Yes, it would be all he could do to keep from saying this--despite
the fact that he knew it would ruin everything. Once little Jennie
appeared in a new silk dress, brought to her by one of the rich
ladies whose heart was touched by her dowdy appearance. It was of
soft grey silk--cheap silk, but fresh and new, and Peter had never
had anything so fine in his arms before. It matched Jennie's grey
eyes, and its freshness gave her a pink glow; or was it that Peter
admired her, and loved her more, and so brought the blood to her
cheeks? Peter had an impulse to take her out and show her off, and
he pressed his face into the soft folds of the dress and whispered,
"Say kid, some day you an me got to cut all this hard luck business
for a bit!"
He felt little Jennie stiffen, and draw away from him; so quickly he
had to set to work to patch up the damage. "I want you to get well,"

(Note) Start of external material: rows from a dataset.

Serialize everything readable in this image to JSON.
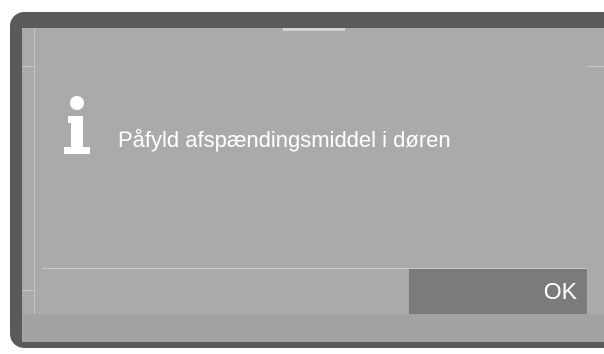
{
  "dialog": {
    "icon": "info-icon",
    "message": "Påfyld afspændingsmiddel i døren",
    "ok_label": "OK"
  },
  "colors": {
    "bezel": "#5a5a5a",
    "screen": "#aaaaaa",
    "button": "#7b7b7b",
    "text": "#ffffff"
  }
}
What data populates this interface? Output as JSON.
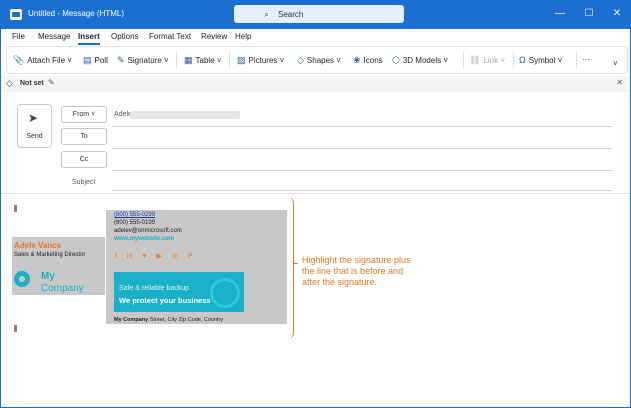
{
  "window": {
    "title": "Untitled  -  Message (HTML)",
    "search_placeholder": "Search",
    "controls": {
      "minimize": "—",
      "maximize": "☐",
      "close": "✕"
    }
  },
  "menu": {
    "items": [
      "File",
      "Message",
      "Insert",
      "Options",
      "Format Text",
      "Review",
      "Help"
    ],
    "active": "Insert"
  },
  "ribbon": {
    "attach_file": "Attach File",
    "poll": "Poll",
    "signature": "Signature",
    "table": "Table",
    "pictures": "Pictures",
    "shapes": "Shapes",
    "icons": "Icons",
    "models_3d": "3D Models",
    "link": "Link",
    "symbol": "Symbol",
    "more": "···"
  },
  "infobar": {
    "label": "Not set",
    "close": "✕"
  },
  "compose": {
    "send": "Send",
    "from_label": "From",
    "from_value": "AdeleV",
    "to_label": "To",
    "cc_label": "Cc",
    "subject_label": "Subject"
  },
  "signature": {
    "name": "Adele Vance",
    "title": "Sales & Marketing Director",
    "logo_line1": "My",
    "logo_line2": "Company",
    "phone1": "(800) 555-0299",
    "phone2": "(800) 555-0199",
    "email": "adelev@onmicrosoft.com",
    "website": "www.mywebsite.com",
    "social_icons": [
      "facebook-icon",
      "linkedin-icon",
      "twitter-icon",
      "youtube-icon",
      "instagram-icon",
      "pinterest-icon"
    ],
    "banner_line1": "Safe & reliable backup",
    "banner_line2": "We protect your business",
    "footer_company": "My Company",
    "footer_address": "Street, City Zip Code, Country"
  },
  "annotation": {
    "line1": "Highlight the signature plus",
    "line2": "the line that is before and",
    "line3": "after the signature."
  },
  "colors": {
    "titlebar": "#1a6fd0",
    "highlight": "#c8c8c8",
    "accent_orange": "#e8781f",
    "accent_teal": "#1ab0c8"
  }
}
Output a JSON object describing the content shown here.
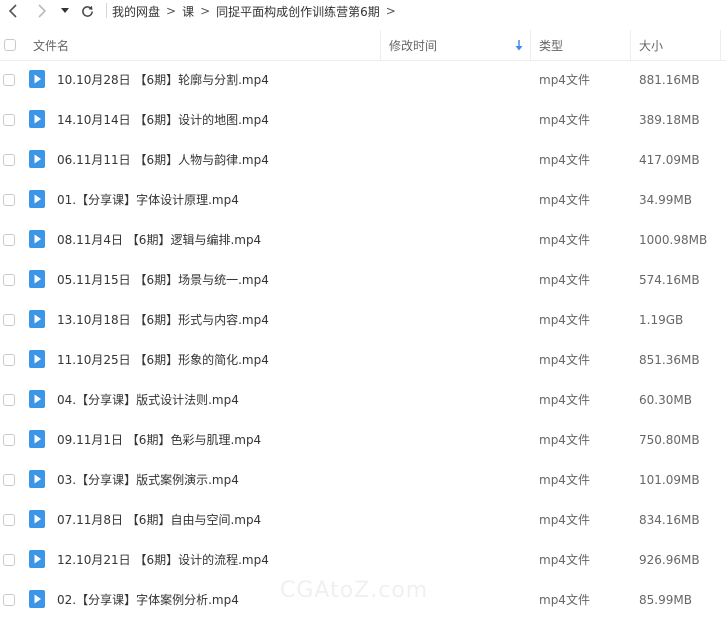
{
  "colors": {
    "accent": "#3b8cf0",
    "icon_blue": "#3b96e8",
    "text": "#333333",
    "muted": "#666666"
  },
  "nav": {
    "back_icon": "chevron-left-icon",
    "forward_icon": "chevron-right-icon",
    "dropdown_icon": "caret-down-icon",
    "refresh_icon": "refresh-icon",
    "breadcrumbs": [
      "我的网盘",
      "课",
      "同捉平面构成创作训练营第6期"
    ],
    "separator": ">"
  },
  "header": {
    "name": "文件名",
    "modified": "修改时间",
    "type": "类型",
    "size": "大小",
    "sort_icon": "sort-down-arrow-icon"
  },
  "files": [
    {
      "name": "10.10月28日 【6期】轮廓与分割.mp4",
      "type": "mp4文件",
      "size": "881.16MB"
    },
    {
      "name": "14.10月14日 【6期】设计的地图.mp4",
      "type": "mp4文件",
      "size": "389.18MB"
    },
    {
      "name": "06.11月11日 【6期】人物与韵律.mp4",
      "type": "mp4文件",
      "size": "417.09MB"
    },
    {
      "name": "01.【分享课】字体设计原理.mp4",
      "type": "mp4文件",
      "size": "34.99MB"
    },
    {
      "name": "08.11月4日 【6期】逻辑与编排.mp4",
      "type": "mp4文件",
      "size": "1000.98MB"
    },
    {
      "name": "05.11月15日 【6期】场景与统一.mp4",
      "type": "mp4文件",
      "size": "574.16MB"
    },
    {
      "name": "13.10月18日 【6期】形式与内容.mp4",
      "type": "mp4文件",
      "size": "1.19GB"
    },
    {
      "name": "11.10月25日 【6期】形象的简化.mp4",
      "type": "mp4文件",
      "size": "851.36MB"
    },
    {
      "name": "04.【分享课】版式设计法则.mp4",
      "type": "mp4文件",
      "size": "60.30MB"
    },
    {
      "name": "09.11月1日 【6期】色彩与肌理.mp4",
      "type": "mp4文件",
      "size": "750.80MB"
    },
    {
      "name": "03.【分享课】版式案例演示.mp4",
      "type": "mp4文件",
      "size": "101.09MB"
    },
    {
      "name": "07.11月8日 【6期】自由与空间.mp4",
      "type": "mp4文件",
      "size": "834.16MB"
    },
    {
      "name": "12.10月21日 【6期】设计的流程.mp4",
      "type": "mp4文件",
      "size": "926.96MB"
    },
    {
      "name": "02.【分享课】字体案例分析.mp4",
      "type": "mp4文件",
      "size": "85.99MB"
    }
  ],
  "watermark": "CGAtoZ.com"
}
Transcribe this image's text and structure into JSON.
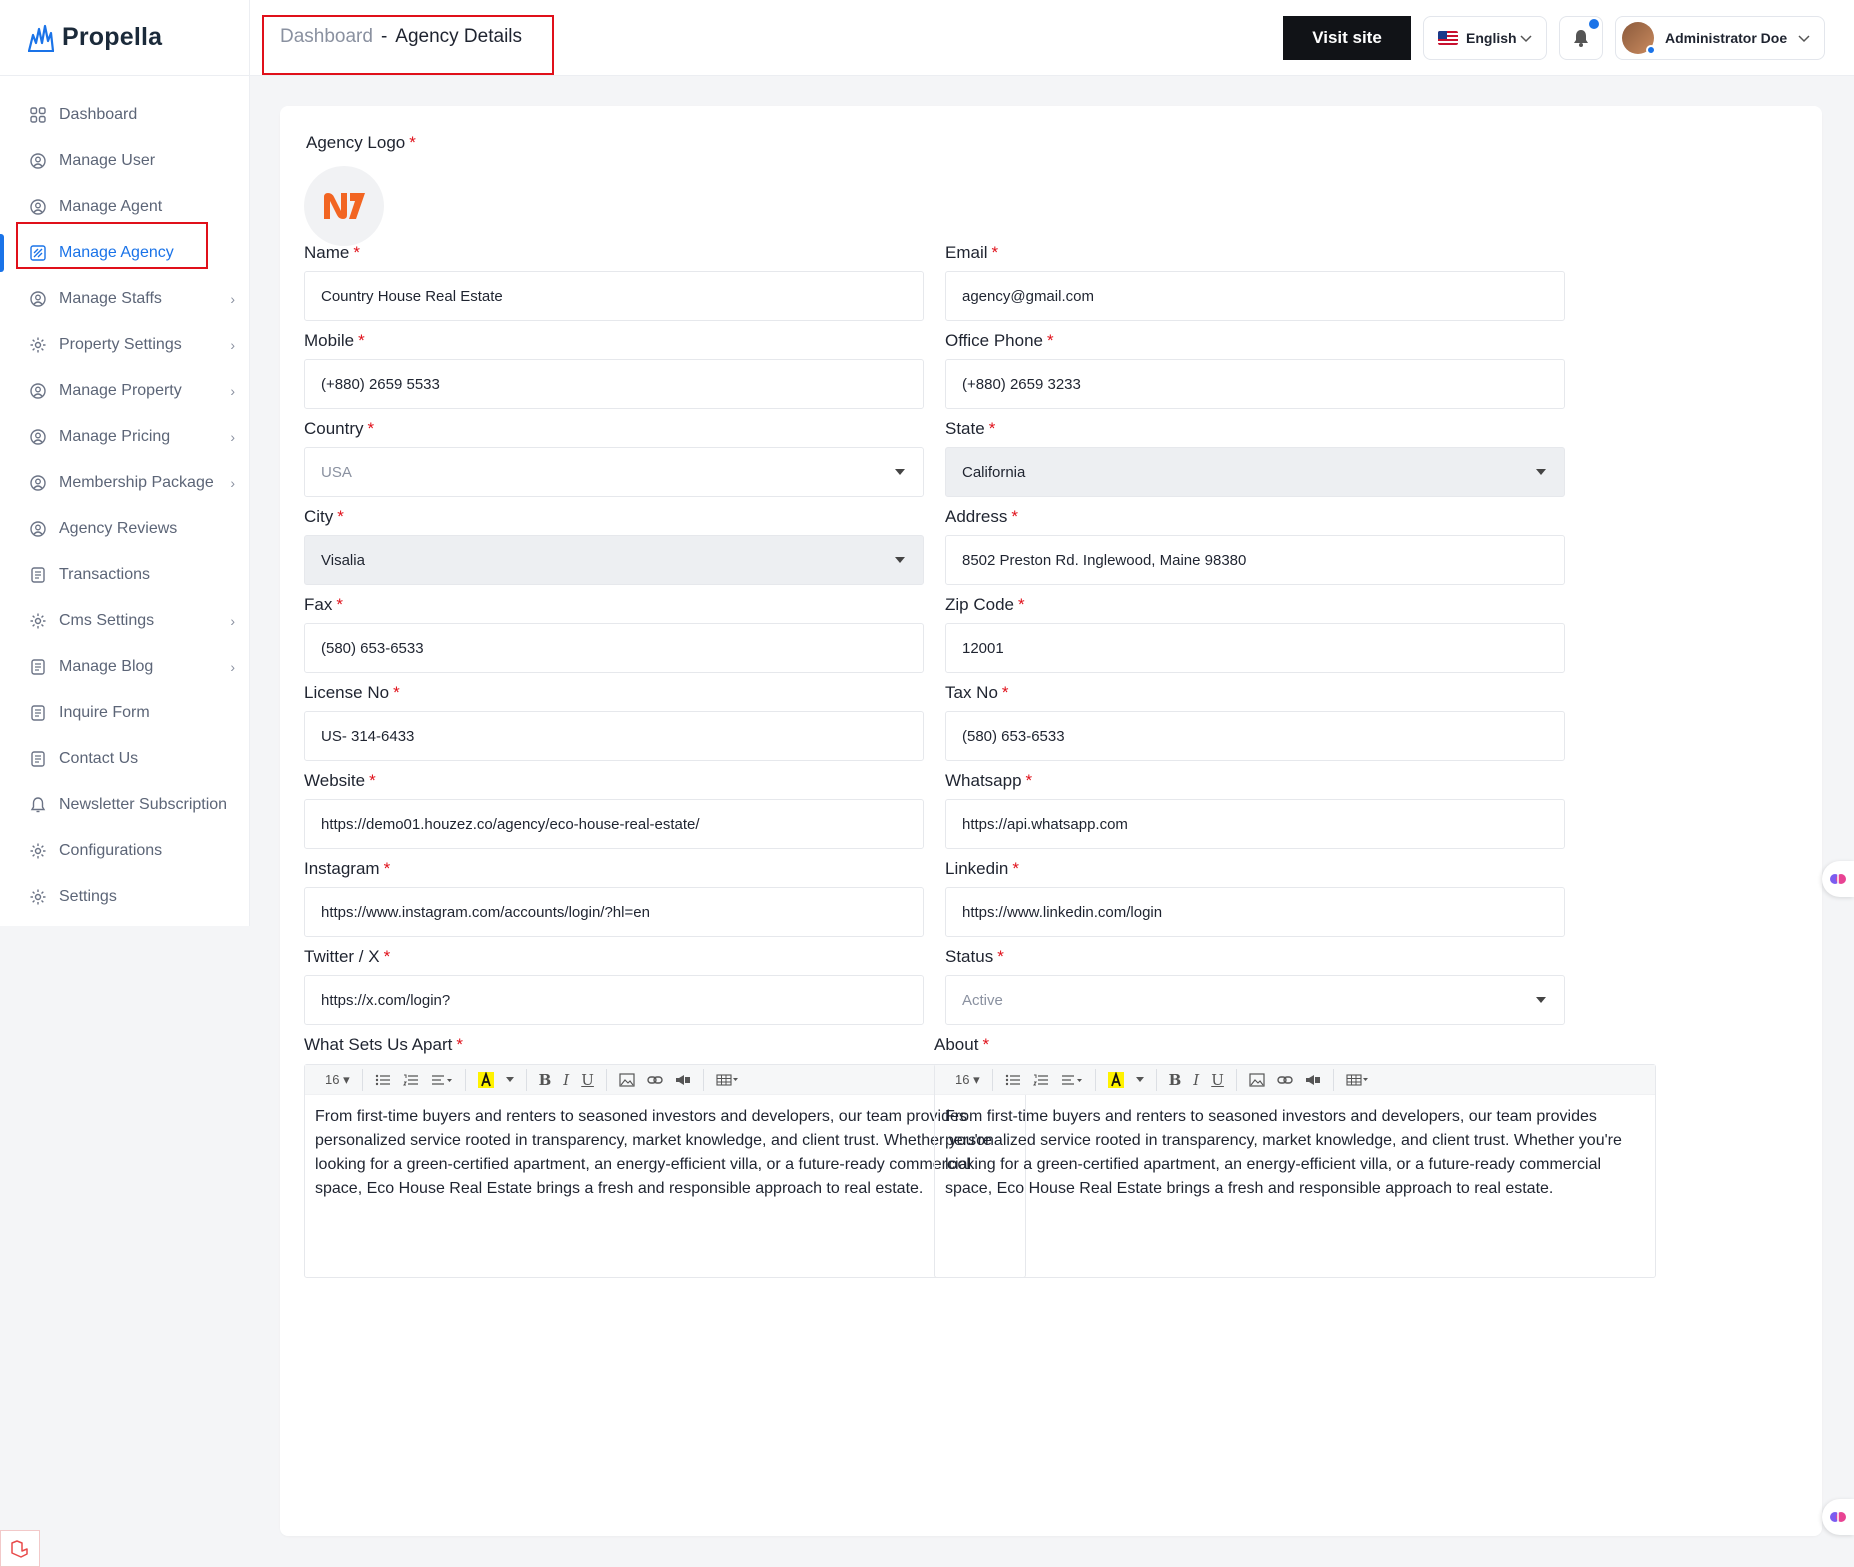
{
  "brand": {
    "name": "Propella"
  },
  "breadcrumb": {
    "parent": "Dashboard",
    "separator": "-",
    "current": "Agency Details"
  },
  "topbar": {
    "visit_label": "Visit site",
    "language": "English",
    "user_name": "Administrator Doe"
  },
  "sidebar": {
    "items": [
      {
        "label": "Dashboard",
        "icon": "grid-icon"
      },
      {
        "label": "Manage User",
        "icon": "user-circle-icon"
      },
      {
        "label": "Manage Agent",
        "icon": "agent-icon"
      },
      {
        "label": "Manage Agency",
        "icon": "agency-icon"
      },
      {
        "label": "Manage Staffs",
        "icon": "users-icon"
      },
      {
        "label": "Property Settings",
        "icon": "home-gear-icon"
      },
      {
        "label": "Manage Property",
        "icon": "property-icon"
      },
      {
        "label": "Manage Pricing",
        "icon": "dollar-icon"
      },
      {
        "label": "Membership Package",
        "icon": "membership-icon"
      },
      {
        "label": "Agency Reviews",
        "icon": "review-icon"
      },
      {
        "label": "Transactions",
        "icon": "receipt-icon"
      },
      {
        "label": "Cms Settings",
        "icon": "cms-gear-icon"
      },
      {
        "label": "Manage Blog",
        "icon": "blog-icon"
      },
      {
        "label": "Inquire Form",
        "icon": "form-icon"
      },
      {
        "label": "Contact Us",
        "icon": "contact-icon"
      },
      {
        "label": "Newsletter Subscription",
        "icon": "bell-icon"
      },
      {
        "label": "Configurations",
        "icon": "config-gear-icon"
      },
      {
        "label": "Settings",
        "icon": "settings-gear-icon"
      }
    ]
  },
  "form": {
    "logo_label": "Agency Logo",
    "name": {
      "label": "Name",
      "value": "Country House Real Estate"
    },
    "email": {
      "label": "Email",
      "value": "agency@gmail.com"
    },
    "mobile": {
      "label": "Mobile",
      "value": "(+880) 2659 5533"
    },
    "office_phone": {
      "label": "Office Phone",
      "value": "(+880) 2659 3233"
    },
    "country": {
      "label": "Country",
      "value": "USA"
    },
    "state": {
      "label": "State",
      "value": "California"
    },
    "city": {
      "label": "City",
      "value": "Visalia"
    },
    "address": {
      "label": "Address",
      "value": "8502 Preston Rd. Inglewood, Maine 98380"
    },
    "fax": {
      "label": "Fax",
      "value": "(580) 653-6533"
    },
    "zip": {
      "label": "Zip Code",
      "value": "12001"
    },
    "license": {
      "label": "License No",
      "value": "US- 314-6433"
    },
    "tax": {
      "label": "Tax No",
      "value": "(580) 653-6533"
    },
    "website": {
      "label": "Website",
      "value": "https://demo01.houzez.co/agency/eco-house-real-estate/"
    },
    "whatsapp": {
      "label": "Whatsapp",
      "value": "https://api.whatsapp.com"
    },
    "instagram": {
      "label": "Instagram",
      "value": "https://www.instagram.com/accounts/login/?hl=en"
    },
    "linkedin": {
      "label": "Linkedin",
      "value": "https://www.linkedin.com/login"
    },
    "twitter": {
      "label": "Twitter / X",
      "value": "https://x.com/login?"
    },
    "status": {
      "label": "Status",
      "value": "Active"
    },
    "apart": {
      "label": "What Sets Us Apart",
      "font_size": "16",
      "text": "From first-time buyers and renters to seasoned investors and developers, our team provides personalized service rooted in transparency, market knowledge, and client trust. Whether you're looking for a green-certified apartment, an energy-efficient villa, or a future-ready commercial space, Eco House Real Estate brings a fresh and responsible approach to real estate."
    },
    "about": {
      "label": "About",
      "font_size": "16",
      "text": "From first-time buyers and renters to seasoned investors and developers, our team provides personalized service rooted in transparency, market knowledge, and client trust. Whether you're looking for a green-certified apartment, an energy-efficient villa, or a future-ready commercial space, Eco House Real Estate brings a fresh and responsible approach to real estate."
    },
    "required_mark": "*"
  },
  "colors": {
    "accent": "#1a73e8",
    "highlight": "#e0101a",
    "logo_orange": "#f26522"
  }
}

he pleaded. "You're so good to everybody--you treat everybody well
but yourself!"
It had been something in his tone rather than his actual words that
had frightened the girl. "Oh Peter!" she cried. "What does it matter
about me, or about any other one person, when millions of young men
are being shot to fragments, and millions of women and children are
starving to death!"
So there they were, fighting the war again; Peter had to take up her
burden, be a hero, and a martyr, and a "Red." That same afternoon,
as fate willed it, three "wobblies" out of a job came to call; and
oh, how tired Peter was of these wandering agitators--insufferable
"grouches!" Peter would want to say: "Oh, cut it out! What you call
your `cause' is nothing but your scheme to work with your tongues
instead of with a pick and a shovel." And this would start an
imaginary quarrel in Peter's mind. He would hear one of the fellows
demanding, "How much pick and shovel work you ever done?" Another
saying, "Looks to me like you been finding the easy jobs wherever
you go!" The fact that this was true did not make Peter's irritation
any less, did not make it easier for him to meet with Comrade Smith,
and Brother Jones, and Fellow-worker Brown just out of jail, and
listen to their hard-luck stories, and watch them take from the
table food that Peter wanted, and--the bitterest pill of all--let
them think that they were fooling him with their patter!
The time came when Peter wasn't able to stand it any longer. Shut up
in the house all day, he was becoming as irritable as a chained dog.
Unless he could get out in the world again, he would surely give
himself away. He pleaded that the doctors had warned him that his
health would not stand indoor life; he must get some fresh air. So
he got away by himself, and after that he found things much easier.
He could spend a little of his money; he could find a quiet corner
in a restaurant and get himself a beefsteak, and eat all he wanted
of it, without feeling the eyes of any "comrades" resting upon him
reprovingly. Peter had lived in a jail, and in an orphan asylum, and
in the home of Shoemaker Smithers, but nowhere had he fared so
meagerly as in the home of the Todd sisters, who were contributing
nearly everything they owned to the Goober defense, and to the
"Clarion," the Socialist paper of American City.